The market perceives Rieder's potential appointment as Federal Reserve Chairman as a move that would mean the central bank would place greater emphasis on financial conditions and asset price signals, maintaining policy flexibility within permissible inflation limits. This expectation explains his increasing financial support in prediction markets—a bet on "predictability" and "market friendliness."

Kevin Warsh: A representative of discipline and integrity (approximately 28%)

The second-ranked candidate is former Federal Reserve Governor Kevin Warsh, whose current odds of winning are approximately 28%.

Warsh is known for his clear stance and tough approach, emphasizing central bank credibility and long-term discipline on inflation issues. He has repeatedly expressed his concerns about excessively loose monetary policy and is considered a key representative of the traditional hawks.

If Warsh wins, the market generally expects the Federal Reserve to be more cautious in its pace of interest rate cuts, tolerance for asset prices, and policy communication. This style typically helps to curb inflation expectations, but it also means that risk assets will need to adapt to a more stringent financial environment.

Christopher Waller: Academic Federal Reserve Governors (approximately 20%)

Current Federal Reserve Governor Christopher Waller has a betting probability of about 20%, ranking third.

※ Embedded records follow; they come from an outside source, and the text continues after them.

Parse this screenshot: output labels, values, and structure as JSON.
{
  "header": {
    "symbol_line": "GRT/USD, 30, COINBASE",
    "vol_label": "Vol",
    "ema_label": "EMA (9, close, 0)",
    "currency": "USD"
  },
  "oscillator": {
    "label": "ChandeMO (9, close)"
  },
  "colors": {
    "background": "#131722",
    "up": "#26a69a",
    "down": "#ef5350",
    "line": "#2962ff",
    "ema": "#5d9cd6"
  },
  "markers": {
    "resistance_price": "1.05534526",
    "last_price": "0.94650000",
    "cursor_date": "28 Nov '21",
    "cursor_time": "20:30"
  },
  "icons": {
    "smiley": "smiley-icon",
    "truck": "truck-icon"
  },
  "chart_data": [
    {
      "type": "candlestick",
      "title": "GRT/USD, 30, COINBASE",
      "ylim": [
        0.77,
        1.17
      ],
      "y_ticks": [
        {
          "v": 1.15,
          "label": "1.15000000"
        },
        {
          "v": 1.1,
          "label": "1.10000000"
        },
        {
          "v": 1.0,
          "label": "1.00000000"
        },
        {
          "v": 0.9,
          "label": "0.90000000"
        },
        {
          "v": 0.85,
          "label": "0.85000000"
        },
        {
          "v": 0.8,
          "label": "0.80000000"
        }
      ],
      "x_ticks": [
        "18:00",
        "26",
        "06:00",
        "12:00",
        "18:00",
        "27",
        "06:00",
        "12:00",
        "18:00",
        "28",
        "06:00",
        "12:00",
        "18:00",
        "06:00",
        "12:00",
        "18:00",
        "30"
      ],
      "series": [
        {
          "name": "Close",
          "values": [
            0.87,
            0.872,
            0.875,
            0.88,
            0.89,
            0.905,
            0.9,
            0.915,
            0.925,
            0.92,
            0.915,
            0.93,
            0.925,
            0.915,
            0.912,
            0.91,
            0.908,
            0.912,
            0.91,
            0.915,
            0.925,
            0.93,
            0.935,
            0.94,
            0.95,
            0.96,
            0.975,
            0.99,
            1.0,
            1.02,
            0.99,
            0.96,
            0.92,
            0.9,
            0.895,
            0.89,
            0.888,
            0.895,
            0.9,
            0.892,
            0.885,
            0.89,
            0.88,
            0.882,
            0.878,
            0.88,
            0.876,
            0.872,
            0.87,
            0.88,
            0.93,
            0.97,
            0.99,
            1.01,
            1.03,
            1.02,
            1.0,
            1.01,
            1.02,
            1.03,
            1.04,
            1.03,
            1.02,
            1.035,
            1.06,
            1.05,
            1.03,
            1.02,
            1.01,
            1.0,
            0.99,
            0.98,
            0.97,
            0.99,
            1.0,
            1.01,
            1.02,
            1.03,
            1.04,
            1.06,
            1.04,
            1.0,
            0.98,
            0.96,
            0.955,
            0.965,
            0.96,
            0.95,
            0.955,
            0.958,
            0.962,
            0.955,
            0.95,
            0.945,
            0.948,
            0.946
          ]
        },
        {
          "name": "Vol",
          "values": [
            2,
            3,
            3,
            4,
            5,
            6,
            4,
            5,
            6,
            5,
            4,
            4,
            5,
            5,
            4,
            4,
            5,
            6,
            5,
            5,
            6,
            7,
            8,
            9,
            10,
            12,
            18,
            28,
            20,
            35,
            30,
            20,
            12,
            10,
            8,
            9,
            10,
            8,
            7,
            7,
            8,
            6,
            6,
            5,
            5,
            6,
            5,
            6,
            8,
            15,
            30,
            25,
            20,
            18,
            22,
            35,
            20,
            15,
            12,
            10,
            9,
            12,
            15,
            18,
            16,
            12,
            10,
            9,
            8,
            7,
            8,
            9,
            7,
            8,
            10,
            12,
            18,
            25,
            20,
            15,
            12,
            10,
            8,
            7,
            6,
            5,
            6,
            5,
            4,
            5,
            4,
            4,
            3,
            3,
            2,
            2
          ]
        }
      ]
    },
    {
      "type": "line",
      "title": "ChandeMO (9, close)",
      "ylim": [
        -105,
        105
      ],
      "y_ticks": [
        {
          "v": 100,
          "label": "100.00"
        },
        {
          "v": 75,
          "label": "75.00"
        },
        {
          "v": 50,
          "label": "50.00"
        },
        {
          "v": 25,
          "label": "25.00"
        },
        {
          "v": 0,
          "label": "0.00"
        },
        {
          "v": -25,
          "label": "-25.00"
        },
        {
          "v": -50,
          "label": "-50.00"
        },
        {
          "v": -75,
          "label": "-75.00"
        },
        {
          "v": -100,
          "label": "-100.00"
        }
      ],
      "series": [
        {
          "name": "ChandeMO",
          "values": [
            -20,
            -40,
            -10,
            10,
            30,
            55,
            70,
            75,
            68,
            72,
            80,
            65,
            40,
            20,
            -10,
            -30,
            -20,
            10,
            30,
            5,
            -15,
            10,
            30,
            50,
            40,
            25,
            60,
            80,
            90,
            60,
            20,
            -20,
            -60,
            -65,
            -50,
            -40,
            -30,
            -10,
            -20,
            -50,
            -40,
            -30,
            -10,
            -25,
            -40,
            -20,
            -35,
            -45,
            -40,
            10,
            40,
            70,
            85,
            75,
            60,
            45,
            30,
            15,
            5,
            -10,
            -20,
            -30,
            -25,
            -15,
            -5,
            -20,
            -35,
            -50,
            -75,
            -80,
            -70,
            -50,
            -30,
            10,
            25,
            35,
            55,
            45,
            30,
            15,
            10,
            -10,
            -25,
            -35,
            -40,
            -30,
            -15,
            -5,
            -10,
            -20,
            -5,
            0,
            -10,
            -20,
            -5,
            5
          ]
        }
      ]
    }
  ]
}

Waller, with his strong academic background and clear policy logic, has long been considered one of the most influential "hawks" within the Federal Reserve (advocating for high interest rates to suppress inflation). However, at this FOMC meeting, he voted against further rate cuts, suggesting that he believes inflation is no longer a major threat or that he is feeling significant political/economic pressure.

If Waller takes over, the Federal Reserve may place more weight on employment and growth targets, and its policy pace may be relatively flexible. However, whether it can maintain the central bank's independence in a highly politicized environment remains a focus of market attention.

Will Bitcoin continue its bear market?

As macroeconomic uncertainties intensify, on-chain data is beginning to send alarming signals.

CryptoQuant's latest analysis shows that the 365-day moving average of Bitcoin's "Supply in Loss" is rising again. This metric measures the percentage of Bitcoin whose current price is below its most recent on-chain transfer price and is an important tool for observing changes in market structure.

When Bitcoin hit an all-time high of $126,000 last October, this indicator briefly fell to its lowest point in the current cycle, reflecting a highly profitable market. However, as prices retreated, Supply in Loss began to rise steadily, indicating that losses were gradually spreading from short-term traders to longer-term holders.

Historically, such directional changes often occur in the early stages of a bull-bear market transition. However, it's important to emphasize that this indicator has not yet reached the typical "capitulation zone" and is more of a risk signal than a trend confirmation.

This means that Bitcoin's current state is closer to a period of consolidation and structural reorganization at high levels , rather than having entered a clear bear market's main downward phase. Whether it will evolve into a deeper correction remains highly dependent on macro liquidity and subsequent capital flows. Gabe Selby, research director at CF Benchmarks, stated, "Short-term bullish catalysts for Bitcoin still exist, but they are increasingly leaning towards political factors rather than monetary factors."

Summary: With macroeconomic uncertainties and structural changes, the market awaits answers.

Overall, this round of market changes was not driven by a single event, but rather by the combined effect of multiple factors; funds embraced gold amid uncertainty, pushing risk aversion to the forefront; and Bitcoin's next step still requires waiting for further convergence of macroeconomic and cyclical signals.